WP 6 To develop efficient, extensible and usable individual-based simulation models

Individual-based simulation models are an important modelling tool for pandemic planning, especially when individually targeted intervention measures (such as anti-viral prophylaxis, or reactive school closures) are considered; in future individual-based simulation models might be used – in conjunction with real-time data analysis – for prediction and to refine control policies in the face of an outbreak. Within the project a very efficient code of the European-wide model outlined above has been developed that allows for rapid simulations on a single work-station; the code is available on the project on the web site, and is accompanied by a short manual on its use (one deliverable of the project); as time allows, the documentation will be improved, to help its use and possible modifications.A computational tool has been developed during the project to add computational steering and visualization front-ends to an existing meta-population patch model for Great Britain.
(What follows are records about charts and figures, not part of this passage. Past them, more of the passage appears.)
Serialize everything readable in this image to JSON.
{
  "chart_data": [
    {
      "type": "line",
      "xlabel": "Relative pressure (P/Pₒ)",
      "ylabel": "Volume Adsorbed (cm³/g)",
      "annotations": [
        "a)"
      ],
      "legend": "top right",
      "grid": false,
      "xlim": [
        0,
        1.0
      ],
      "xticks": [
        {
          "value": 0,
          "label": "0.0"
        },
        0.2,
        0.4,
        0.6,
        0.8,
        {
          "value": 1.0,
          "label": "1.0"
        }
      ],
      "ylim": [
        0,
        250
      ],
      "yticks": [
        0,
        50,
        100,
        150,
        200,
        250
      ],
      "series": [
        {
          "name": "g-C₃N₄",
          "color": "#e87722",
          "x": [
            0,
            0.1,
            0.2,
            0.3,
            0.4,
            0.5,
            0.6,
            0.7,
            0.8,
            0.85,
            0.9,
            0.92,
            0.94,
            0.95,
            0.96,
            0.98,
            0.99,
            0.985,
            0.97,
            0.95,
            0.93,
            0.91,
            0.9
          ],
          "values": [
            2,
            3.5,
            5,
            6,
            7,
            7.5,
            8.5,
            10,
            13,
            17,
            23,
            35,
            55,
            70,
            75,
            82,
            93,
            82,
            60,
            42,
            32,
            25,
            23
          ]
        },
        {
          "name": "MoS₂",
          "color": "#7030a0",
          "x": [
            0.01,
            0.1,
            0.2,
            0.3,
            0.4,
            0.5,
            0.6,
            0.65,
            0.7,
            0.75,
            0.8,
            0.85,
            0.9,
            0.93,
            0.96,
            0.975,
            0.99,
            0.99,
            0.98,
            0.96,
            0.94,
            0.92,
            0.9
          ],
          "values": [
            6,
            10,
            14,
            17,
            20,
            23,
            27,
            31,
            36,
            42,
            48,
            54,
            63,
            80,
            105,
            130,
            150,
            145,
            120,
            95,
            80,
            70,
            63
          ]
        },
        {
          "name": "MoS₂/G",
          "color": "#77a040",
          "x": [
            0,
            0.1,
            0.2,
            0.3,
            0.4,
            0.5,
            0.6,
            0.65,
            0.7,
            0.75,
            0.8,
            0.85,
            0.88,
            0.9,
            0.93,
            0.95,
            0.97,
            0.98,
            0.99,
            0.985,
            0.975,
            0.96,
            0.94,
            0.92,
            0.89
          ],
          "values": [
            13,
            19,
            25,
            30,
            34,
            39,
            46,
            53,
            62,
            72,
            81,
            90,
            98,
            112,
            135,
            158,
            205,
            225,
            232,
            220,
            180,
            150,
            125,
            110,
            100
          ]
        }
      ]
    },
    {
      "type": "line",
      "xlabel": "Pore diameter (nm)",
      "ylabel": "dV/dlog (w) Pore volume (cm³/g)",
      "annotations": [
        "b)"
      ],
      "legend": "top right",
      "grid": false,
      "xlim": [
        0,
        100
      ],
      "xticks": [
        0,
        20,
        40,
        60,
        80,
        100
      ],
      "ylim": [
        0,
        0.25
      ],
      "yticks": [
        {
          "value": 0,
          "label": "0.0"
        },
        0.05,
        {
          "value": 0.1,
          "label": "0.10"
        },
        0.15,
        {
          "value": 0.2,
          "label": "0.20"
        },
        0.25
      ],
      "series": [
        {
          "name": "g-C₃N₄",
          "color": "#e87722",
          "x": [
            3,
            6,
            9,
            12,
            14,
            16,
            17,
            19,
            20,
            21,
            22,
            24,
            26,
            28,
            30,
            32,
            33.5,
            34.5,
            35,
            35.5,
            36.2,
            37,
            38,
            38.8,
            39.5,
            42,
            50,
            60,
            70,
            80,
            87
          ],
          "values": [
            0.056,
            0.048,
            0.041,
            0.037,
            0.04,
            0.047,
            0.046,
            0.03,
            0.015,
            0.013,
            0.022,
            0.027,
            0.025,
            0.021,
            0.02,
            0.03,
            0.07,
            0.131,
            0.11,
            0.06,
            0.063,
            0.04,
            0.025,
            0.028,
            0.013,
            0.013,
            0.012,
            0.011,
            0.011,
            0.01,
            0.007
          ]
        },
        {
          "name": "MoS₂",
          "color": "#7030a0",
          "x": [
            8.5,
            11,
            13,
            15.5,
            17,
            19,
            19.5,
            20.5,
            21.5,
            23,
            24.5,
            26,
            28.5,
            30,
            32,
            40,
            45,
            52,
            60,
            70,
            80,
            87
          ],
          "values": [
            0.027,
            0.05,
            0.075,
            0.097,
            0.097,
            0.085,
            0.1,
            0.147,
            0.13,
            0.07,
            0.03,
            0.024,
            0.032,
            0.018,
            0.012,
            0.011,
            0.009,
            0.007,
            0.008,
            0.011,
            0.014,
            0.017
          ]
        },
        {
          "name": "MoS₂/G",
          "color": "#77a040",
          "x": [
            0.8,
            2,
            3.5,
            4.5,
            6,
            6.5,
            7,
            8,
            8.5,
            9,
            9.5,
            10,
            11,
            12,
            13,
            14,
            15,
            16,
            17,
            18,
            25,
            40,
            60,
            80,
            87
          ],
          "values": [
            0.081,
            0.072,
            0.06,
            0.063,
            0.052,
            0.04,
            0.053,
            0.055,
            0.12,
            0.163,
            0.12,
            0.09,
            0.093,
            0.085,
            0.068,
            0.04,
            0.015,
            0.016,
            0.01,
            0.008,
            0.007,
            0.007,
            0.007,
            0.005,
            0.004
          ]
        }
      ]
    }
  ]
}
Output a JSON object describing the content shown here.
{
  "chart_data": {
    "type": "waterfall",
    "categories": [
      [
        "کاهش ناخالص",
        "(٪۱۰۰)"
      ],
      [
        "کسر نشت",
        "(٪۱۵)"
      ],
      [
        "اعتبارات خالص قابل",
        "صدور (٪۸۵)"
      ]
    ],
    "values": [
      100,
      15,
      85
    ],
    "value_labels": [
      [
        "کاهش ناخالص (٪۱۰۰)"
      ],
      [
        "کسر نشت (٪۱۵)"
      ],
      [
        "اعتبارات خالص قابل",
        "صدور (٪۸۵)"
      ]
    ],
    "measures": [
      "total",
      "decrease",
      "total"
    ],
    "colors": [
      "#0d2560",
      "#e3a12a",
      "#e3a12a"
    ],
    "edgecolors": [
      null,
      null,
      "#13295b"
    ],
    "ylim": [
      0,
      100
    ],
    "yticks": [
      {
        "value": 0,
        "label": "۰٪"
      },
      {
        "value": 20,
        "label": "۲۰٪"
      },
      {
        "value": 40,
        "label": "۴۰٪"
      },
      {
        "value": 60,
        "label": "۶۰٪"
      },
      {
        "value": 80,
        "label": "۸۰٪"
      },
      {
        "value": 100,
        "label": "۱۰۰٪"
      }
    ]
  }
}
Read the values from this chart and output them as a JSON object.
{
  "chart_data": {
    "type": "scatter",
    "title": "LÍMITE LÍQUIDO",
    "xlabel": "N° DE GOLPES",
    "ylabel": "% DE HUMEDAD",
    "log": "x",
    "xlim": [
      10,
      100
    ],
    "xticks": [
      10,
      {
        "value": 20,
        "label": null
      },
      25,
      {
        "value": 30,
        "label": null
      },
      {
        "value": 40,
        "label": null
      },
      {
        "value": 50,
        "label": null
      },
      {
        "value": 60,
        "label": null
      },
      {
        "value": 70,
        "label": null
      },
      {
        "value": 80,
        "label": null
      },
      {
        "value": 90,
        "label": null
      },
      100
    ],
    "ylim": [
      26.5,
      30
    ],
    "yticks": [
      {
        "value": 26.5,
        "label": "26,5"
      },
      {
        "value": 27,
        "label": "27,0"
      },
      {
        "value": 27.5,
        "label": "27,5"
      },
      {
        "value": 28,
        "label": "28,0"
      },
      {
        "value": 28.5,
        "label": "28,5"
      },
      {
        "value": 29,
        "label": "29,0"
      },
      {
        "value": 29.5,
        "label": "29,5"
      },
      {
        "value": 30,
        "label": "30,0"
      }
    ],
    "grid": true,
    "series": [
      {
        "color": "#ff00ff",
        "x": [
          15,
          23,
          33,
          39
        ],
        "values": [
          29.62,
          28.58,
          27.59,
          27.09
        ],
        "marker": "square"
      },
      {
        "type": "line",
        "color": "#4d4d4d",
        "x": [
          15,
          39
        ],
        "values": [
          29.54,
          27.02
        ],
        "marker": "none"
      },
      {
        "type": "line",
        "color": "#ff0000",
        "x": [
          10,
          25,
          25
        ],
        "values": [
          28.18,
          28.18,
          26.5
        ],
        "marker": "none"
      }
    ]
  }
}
The model allows for different spatial scales and for different types of interventions—contact tracing, case isolation and mass vaccination, for example—.
Computational steering and interactive visualization are clearly useful in this application area as:

1. interactive visualization allows immediate examination of the results of the simulation;-

2. drilling down allows the integration of geo-spatial information at a variety of levels of detail;

3. visualization combined with computational steering allows faster analyses of more sophisticated scenarios and disease models;

4. computational steering combined with interactive visualization allows the computational modeller to judge the merits of an intervention strategy before running a full analysis;

5. computational steering combined with interactive visualization allows the comparison between the currently implemented policy, previously considered policies and the baseline scenario;

6. computational steering allows check-pointing and branching and thus the re-playing of the out-break and testing of alternative policies;

7. and computational steering combined with interactive visualization allows an exploration of the parameters that are internal to the model which can aid debugging and training of new epidemiological modellers.

The development of this model with these additional tools makes epidemiological modelling accessible to audiences not previously regarded as important targets. Now a single user-friendly package could be available to a wide variety of users allowing them to explore spatio-temporal epidemiological models for the first time.
The tools developed for this model could be exported to other modelling methodologies, such as the agent-base models.